Dix ans auparavant, à Clichy-sous-Bois, deux jeunes, dont on ne prononce jamais le patronyme, ont trouvé la mort. Il s'agit de Zyed Benna et Bouna Traoré et pas uniquement Zyed et Bouna. J'ai connu cette tragédie en tant qu'élu lillois, et conseiller général. Les émeutes qui se sont produites dans une partie de mon canton m'ont beaucoup marqué. En effet, j'ai vu tomber des cocktails Molotov à quelques mètres de moi à Béthune. Cette tragédie a été l'élément déclencheur d'une vague d'affrontements dans les banlieues et cités françaises, qui a duré plus de trois semaines, avec les configurations que vous connaissez. Ces affrontements doivent-ils être qualifiés d'émeutes ? De révoltes urbaines ?
Il s'agissait d'un mouvement politique, de lutte pour la reconnaissance. La vidéo que nous venons de voir présente des témoignages parfois jubilatoires et parfois inquiétants, et montre une sorte d'héroïsme sur fond de « guérilla urbaine ». Je ressens qu'elle traduit le sentiment d'être enfin reconnu de ces jeunes. L'affrontement a été très long. Il a toujours pour origine une tension entre la population et un grand service public régalien.

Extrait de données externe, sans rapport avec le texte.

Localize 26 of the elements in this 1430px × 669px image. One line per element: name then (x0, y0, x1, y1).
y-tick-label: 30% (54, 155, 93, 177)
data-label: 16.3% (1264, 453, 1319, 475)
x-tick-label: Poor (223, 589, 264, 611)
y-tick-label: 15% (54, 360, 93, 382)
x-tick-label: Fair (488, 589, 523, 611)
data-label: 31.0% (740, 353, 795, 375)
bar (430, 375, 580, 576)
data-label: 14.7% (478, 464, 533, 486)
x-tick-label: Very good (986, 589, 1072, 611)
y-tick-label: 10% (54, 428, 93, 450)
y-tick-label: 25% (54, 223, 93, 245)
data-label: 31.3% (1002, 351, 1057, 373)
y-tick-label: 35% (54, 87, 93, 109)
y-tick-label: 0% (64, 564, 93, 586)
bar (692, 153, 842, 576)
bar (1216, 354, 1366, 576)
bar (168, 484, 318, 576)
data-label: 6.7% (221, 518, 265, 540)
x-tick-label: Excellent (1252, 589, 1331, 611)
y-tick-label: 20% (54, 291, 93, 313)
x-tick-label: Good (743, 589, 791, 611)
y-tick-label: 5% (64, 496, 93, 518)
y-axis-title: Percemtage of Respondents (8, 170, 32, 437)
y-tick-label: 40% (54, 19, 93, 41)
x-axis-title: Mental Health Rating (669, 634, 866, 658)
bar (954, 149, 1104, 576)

Cet événement marquant de notre histoire récente mérite d'être décortiqué, analysé et compris. Je vous remercie pour le travail que vous accomplirez pendant ce colloque et les lumières que vous nous apporterez en tant que chercheurs et acteurs de terrain.
Le regard de chercheurs étrangers, notamment américains, est également très important. La question des émeutes et des relations entre la police et les populations est critique et a connu des épisodes récents d'une grande violence. Derrière les émeutes se trouve, en France, l'enjeu de la cohésion urbaine, de la politique de la ville et des quartiers.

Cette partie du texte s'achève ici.